— Почему? Он уже не ребёнок, и должен знать!
— Он узнает. Скоро. Слишком скоро... — мне показалось, или ей, и в самом деле, больно?
— Слишком?! — взвился брат. — Прошло уже...
— Он младше тебя. Помнишь, насколько?
Майрон осёкся и помрачнел.
— Я не собираюсь быть снисходительным только потому, что...
— Тебя никто об этом не просит, — спокойно, но твёрдо заметила сестра.
Он не ответил, лишь презрительно скривился. Я сделал вид, что увлечённо изучаю поверхность стола.
— Я жду, драгоценная, — брат развернулся на каблуках и оставил нас вдвоём.
— Одну минуту! — крикнула Магрит ему вслед, потом подошла ко мне. — Можешь считать, что сегодня я довольна.
— А на самом деле? — съязвил я.
— Что — на самом деле?
— Вы сказали: «можешь считать». Но это не означает, что Вы довольны, не так ли? — грустно заключил я.
Магрит рассмеялась.
— Ты взрослеешь!
— Это Вас радует?
— Не огорчает, — уклончиво ответила сестра.
— Ну что ж, хоть чем-то могу доставить Вам удовольствие... — с каждой фразой моё настроение стремительно ухудшалось.
Магрит укоризненно покачала головой и направилась к дверям.
— Вы идёте на праздник? — не удержался я от вопроса.
— Да, — коротко и ясно. Что, доволен?
— Там будет... весело?
— Кому как.
— А Вам?
— Вполне, — ей не составило труда догадаться, по какому руслу потекла река моих мыслей. — Тебе нечего там делать.
— Как всегда.
— Дома так плохо?
— Нет.
— Так что тебя не устраивает?
Что... Ей не понять. Единственный праздник в году, которого я удостаивался, приходился на день моего рождения. Собственно, ничего радостного в этом событии не было и быть не могло, поскольку одновременно весь Дом скорбел о смерти моей матери. Впрочем, скорбел отдельно. От меня. А я, в полном одиночестве, гонял по тарелке тот или иной деликатес, вкуса которого всё равно не чувствовал. Ежегодный траур затягивался дня на три, в течение которых мне настоятельно не рекомендовалось покидать комнату. Во избежание неприятных встреч. Разумеется, подарков мне никто не дарил — об этой милой традиции я узнал совершенно случайно и вовсе не от родственников... Фрэлл, а ведь скоро день рождения! Сколько же мне исполнится? Двадцать один. Совершеннолетие, вроде бы...

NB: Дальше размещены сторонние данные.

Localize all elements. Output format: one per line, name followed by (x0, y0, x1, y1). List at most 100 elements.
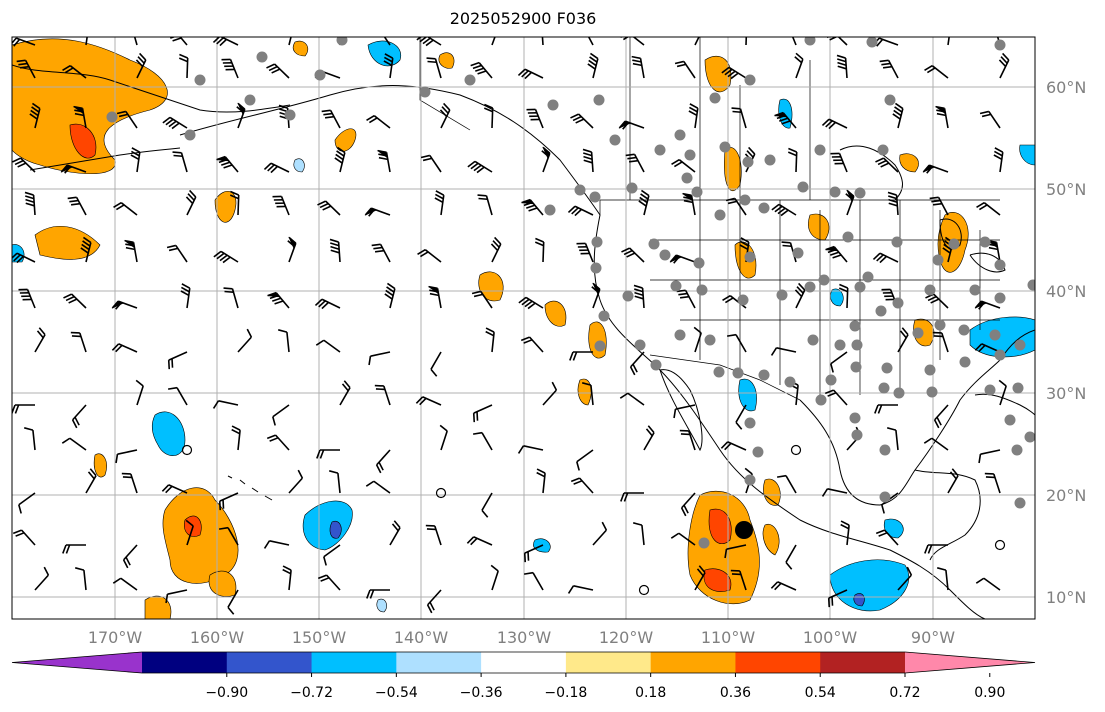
longitude-labels: 170°W 160°W 150°W 140°W 130°W 120°W 110°… (88, 628, 955, 647)
wind-barb (518, 296, 544, 310)
wind-barb (236, 102, 246, 129)
station-marker (829, 186, 841, 198)
wind-barb (625, 153, 645, 173)
wind-barb (490, 236, 502, 263)
wind-barb (725, 197, 747, 216)
station-marker (924, 284, 936, 296)
wind-barb (34, 327, 46, 353)
map-frame (11, 36, 1036, 620)
plot-title: 2025052900 F036 (449, 9, 597, 28)
wind-barb (67, 196, 87, 216)
station-marker (698, 537, 710, 549)
map-area (12, 37, 1035, 619)
wind-barb (771, 203, 797, 217)
wind-barb (384, 282, 396, 309)
wind-barb (676, 289, 696, 309)
wind-barb (317, 574, 341, 591)
wind-barb (671, 159, 696, 173)
station-marker (764, 154, 776, 166)
station-marker (622, 290, 634, 302)
wind-barb (620, 492, 644, 502)
station-marker (194, 74, 206, 86)
wind-barb (674, 60, 696, 79)
wind-barb (472, 404, 493, 423)
wind-barb (467, 160, 493, 174)
wind-barb (830, 351, 848, 373)
wind-barb (321, 109, 341, 129)
wind-barb (266, 63, 290, 79)
wind-barb (520, 336, 544, 353)
wind-barb (879, 59, 899, 79)
wind-barb (567, 205, 594, 217)
wind-barb (72, 105, 87, 129)
station-marker (958, 324, 970, 336)
wind-barb (263, 540, 290, 549)
wind-barb (227, 589, 239, 615)
latitude-labels: 60°N 50°N 40°N 30°N 20°N 10°N (1046, 78, 1086, 607)
colorbar-segment (311, 652, 397, 673)
wind-barb (364, 207, 391, 217)
wind-barb (266, 434, 290, 451)
wind-barb (61, 437, 87, 451)
wind-barb (339, 380, 351, 406)
wind-barb (517, 68, 544, 80)
shaded-field-layer (12, 38, 1035, 619)
wind-barb (71, 404, 87, 429)
colorbar-tick-label: −0.36 (460, 685, 503, 701)
wind-barb (947, 37, 950, 46)
wind-barb (998, 379, 1007, 406)
station-marker (892, 297, 904, 309)
station-marker (284, 109, 296, 121)
wind-barb (165, 589, 188, 604)
station-marker (875, 305, 887, 317)
lon-label: 120°W (599, 628, 654, 647)
wind-barb (836, 54, 848, 79)
wind-barb (130, 147, 141, 173)
station-marker (912, 327, 924, 339)
wind-barb (669, 254, 696, 264)
station-marker (784, 376, 796, 388)
positive-anomaly-region (577, 378, 592, 406)
station-marker (1004, 414, 1016, 426)
wind-barb (263, 162, 290, 174)
wind-barb (975, 577, 1001, 591)
station-marker (851, 429, 863, 441)
colorbar-segment (650, 652, 736, 673)
wind-barb (773, 111, 797, 129)
wind-barb (721, 66, 747, 80)
station-marker (670, 280, 682, 292)
lat-label: 20°N (1046, 486, 1086, 505)
wind-barb (693, 326, 702, 353)
wind-barb (223, 287, 239, 309)
wind-barb (167, 386, 188, 406)
wind-barb (520, 198, 544, 216)
wind-barb (111, 343, 138, 353)
wind-barb (323, 544, 341, 566)
wind-barb (368, 351, 391, 366)
wind-barb (845, 189, 855, 216)
wind-barb (978, 449, 1001, 464)
colorbar-tick-label: −0.18 (544, 685, 587, 701)
wind-barb (221, 58, 239, 79)
lat-label: 50°N (1046, 180, 1086, 199)
station-marker (825, 374, 837, 386)
wind-barb (840, 520, 850, 546)
wind-barb (366, 115, 391, 129)
wind-barb (790, 444, 802, 456)
wind-barb (619, 392, 645, 406)
positive-anomaly-region (438, 52, 455, 69)
negative-anomaly-region (738, 378, 757, 412)
wind-barb (569, 351, 593, 361)
station-marker (849, 412, 861, 424)
station-marker (654, 144, 666, 156)
wind-barb (731, 107, 747, 129)
colorbar-tick-label: 0.90 (974, 685, 1005, 701)
wind-barb (929, 196, 949, 216)
wind-barb (618, 120, 645, 130)
positive-anomaly-region (334, 128, 357, 152)
station-marker (1024, 431, 1035, 443)
positive-anomaly-region (478, 271, 504, 302)
wind-barb (567, 585, 594, 594)
lat-label: 10°N (1046, 588, 1086, 607)
station-marker (815, 394, 827, 406)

— Меня всё устраивает, — а что ещё можно ответить?
— Ты снова солгал, но эта ложь намного опаснее для тебя, чем для всех остальных, — нравоучительно заметила Магрит.
— Как всегда, — согласился я.
— Когда-нибудь ты поймёшь: для того, чтобы быть по-настоящему счастливым, нужно очень и очень немногое, — печально улыбнулась сестра. — Не скучай!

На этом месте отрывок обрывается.